Life and Other Inconveniences(86)



“Thank you,” whispered the mom. “Does anyone get okay with this? Do you know any of the family members here?”

“Actually,” I said, “my sister’s a resident here.” The director and I had talked about bringing up my own issues, which I felt would only be okay if asked directly. “She’s fourteen and has been here since she was three. She’s really a happy kid, and this place has been great for her.”

Their faces brightened a little, and I knew it had been the right thing to say.

I’d always been tentative around my clients when they were in extreme pain. And what could be more painful than leaving your child, no matter how beautiful the facility, how wonderful the staff? It was brave and horrible, acknowledging that, in some cases, your child needed more than you could give.

Some parents, like my own father and whoever Hope’s mother was, were relieved not to care for their kids anymore. Clark might not have signed away his rights the way Hope’s mother had, but he was a nonperson to my sister. I did wonder why he hadn’t abdicated his rights, too. He’d always been more than happy to foist his children off on Genevieve. Not that I was bitter. (Hint. I was.)

On Friday afternoon, I left Rose Hill after smooching up Hope, who was a little sleepy from her meds, and headed back to Stoningham. My grip tightened on the steering wheel as I followed the car’s directions. I was going to Jamilah’s, because Riley was having a sleepover weekend there. Both nights. Helga had gone to visit her sister—I pictured them in a dark forest together, their house on chicken legs, like Baba Yaga’s, surrounded by a fence made of bones.

Not only that—Genevieve and Donelle had decided to go to the city (I wasn’t invited) for “one last pub crawl,” in the words of Donelle.

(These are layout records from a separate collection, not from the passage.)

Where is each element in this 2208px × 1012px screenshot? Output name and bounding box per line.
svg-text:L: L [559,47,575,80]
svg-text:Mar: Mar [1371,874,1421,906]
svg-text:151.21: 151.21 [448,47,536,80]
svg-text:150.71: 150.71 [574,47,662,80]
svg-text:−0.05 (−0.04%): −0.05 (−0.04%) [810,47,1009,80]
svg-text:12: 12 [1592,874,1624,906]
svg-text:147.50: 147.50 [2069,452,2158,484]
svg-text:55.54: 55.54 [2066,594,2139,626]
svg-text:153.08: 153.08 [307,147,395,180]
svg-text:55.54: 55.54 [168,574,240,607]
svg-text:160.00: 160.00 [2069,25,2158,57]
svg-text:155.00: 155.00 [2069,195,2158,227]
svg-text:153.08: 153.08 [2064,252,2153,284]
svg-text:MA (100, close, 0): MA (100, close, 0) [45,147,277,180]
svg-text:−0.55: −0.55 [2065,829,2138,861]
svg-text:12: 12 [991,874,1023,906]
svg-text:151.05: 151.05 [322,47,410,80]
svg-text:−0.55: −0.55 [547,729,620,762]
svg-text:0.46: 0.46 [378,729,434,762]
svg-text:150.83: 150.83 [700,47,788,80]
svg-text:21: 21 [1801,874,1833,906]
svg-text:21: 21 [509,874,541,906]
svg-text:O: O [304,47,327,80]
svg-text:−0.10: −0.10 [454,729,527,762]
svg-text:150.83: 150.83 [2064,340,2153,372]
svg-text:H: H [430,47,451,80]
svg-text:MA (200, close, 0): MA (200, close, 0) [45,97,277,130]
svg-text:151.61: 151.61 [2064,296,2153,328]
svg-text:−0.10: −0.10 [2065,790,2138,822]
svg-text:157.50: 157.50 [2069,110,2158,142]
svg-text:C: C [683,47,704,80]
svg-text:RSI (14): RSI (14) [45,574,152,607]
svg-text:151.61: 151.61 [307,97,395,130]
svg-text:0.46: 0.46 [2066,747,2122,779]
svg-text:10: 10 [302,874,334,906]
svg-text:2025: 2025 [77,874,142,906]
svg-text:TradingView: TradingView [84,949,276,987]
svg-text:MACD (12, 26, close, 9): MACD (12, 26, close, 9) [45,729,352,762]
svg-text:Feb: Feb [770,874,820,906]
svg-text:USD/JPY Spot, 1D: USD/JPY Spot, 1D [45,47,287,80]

When I asked Genevieve if she was up for the trip, she predictably snapped at me, told me to mind my own business, not to bury her just yet, etc.

But I was getting used to her ways. Being an adult (and a therapist) let me see her differently—a woman fearful of losing her status and power, afraid of acknowledging her mortality. I could sympathize, even if I still didn’t like her a whole heck of a lot.

But she was wonderful with Riley. Maybe it was the generational difference. I had to admit I kind of loved seeing them together, my daughter amiably sparring with the woman I’d once called the Gorgon, and more than holding her own. Gigi was more affectionate with Riley, too; she’d smooth her hand over Riley’s hair, and Riley would say, “I should charge for this.”

At any rate, Sheerwater was mine for the weekend. Me, and twenty-some-odd rooms at my disposal. The upshot of this was I was having my own sleepover party. But first, I had to talk to Jamilah.

Jason and I had had dinner the other night, just the two of us. It had been nice . . . sort of. We talked mostly about Riley and her wonderfulness, how good she was with her brothers. I told him she’d been helping Miller’s nanny with Tess, and he said yes, Riley had texted him a picture of her and Tess. I hadn’t gotten that picture, but hey. I’d always been glad my daughter and her father had a solid relationship. If he wasn’t in her life enough to be a proper role model, he liked and loved her, and that was more than a lot of people got, myself included.

I steered the conversation to college, and he said he’d give whatever he could. “I was kind of hoping for a number, Jase,” I said. “We’ll be filling out the forms soon, and they ask for that kind of thing.”

“Gotcha,” he said. “Well, we’ll see what kind of scholarships she gets first, right?”

“Wrong. First they determine need, so we won’t know how much we need until we know how much she has.”

“I meant academic scholarships. Or sports! I mean, she’s good at soccer. We played with the boys the other night down at the high school.”

“She’s not good enough to get a D1 scholarship, Jason. And even if she gets a merit scholarship—”

“Why don’t we talk about it when I’m at my computer?” he said. “It’s hard to know where I’ll be next year, financially speaking. Of course I want my daughter to go to college, and of course I’ll help, Em. Don’t worry so much.”

That was a line he’d said a lot in the past sixteen and a half years, and as usual, it irritated me.

Then again, the therapist side of me murmured in the gentle, soothing voice that he had a point. The mother part of me wanted to kick him and demand a check for a quarter mil, but what could you do?

But then he leaned forward and filled me in on some gossip about one of our classmates. He was a good storyteller and bore more than a passing resemblance to Jake Gyllenhaal, and we were coparents.

And now my daughter was staying with his not-quite ex-wife. I turned onto their road, drove up to the top of the hill and pulled into their driveway.

Jason had neglected to tell me he lived in paradise. Sure, I’d Google-stalked their address, but as Jamilah worked for Google, the picture was blurred out for privacy reasons.

It was a sharply modern house, white stucco and lots of glass. Perched on the hill as it was, it had killer views of Long Island Sound. The front yard was landscaped with precisely trimmed boxwoods and a single Japanese maple bearing rich red leaves. The walk was blue flagstone set in polished cement, and the light fixtures were art deco. On the porch hung three huge Boston ferns. Not a dead leaf on them.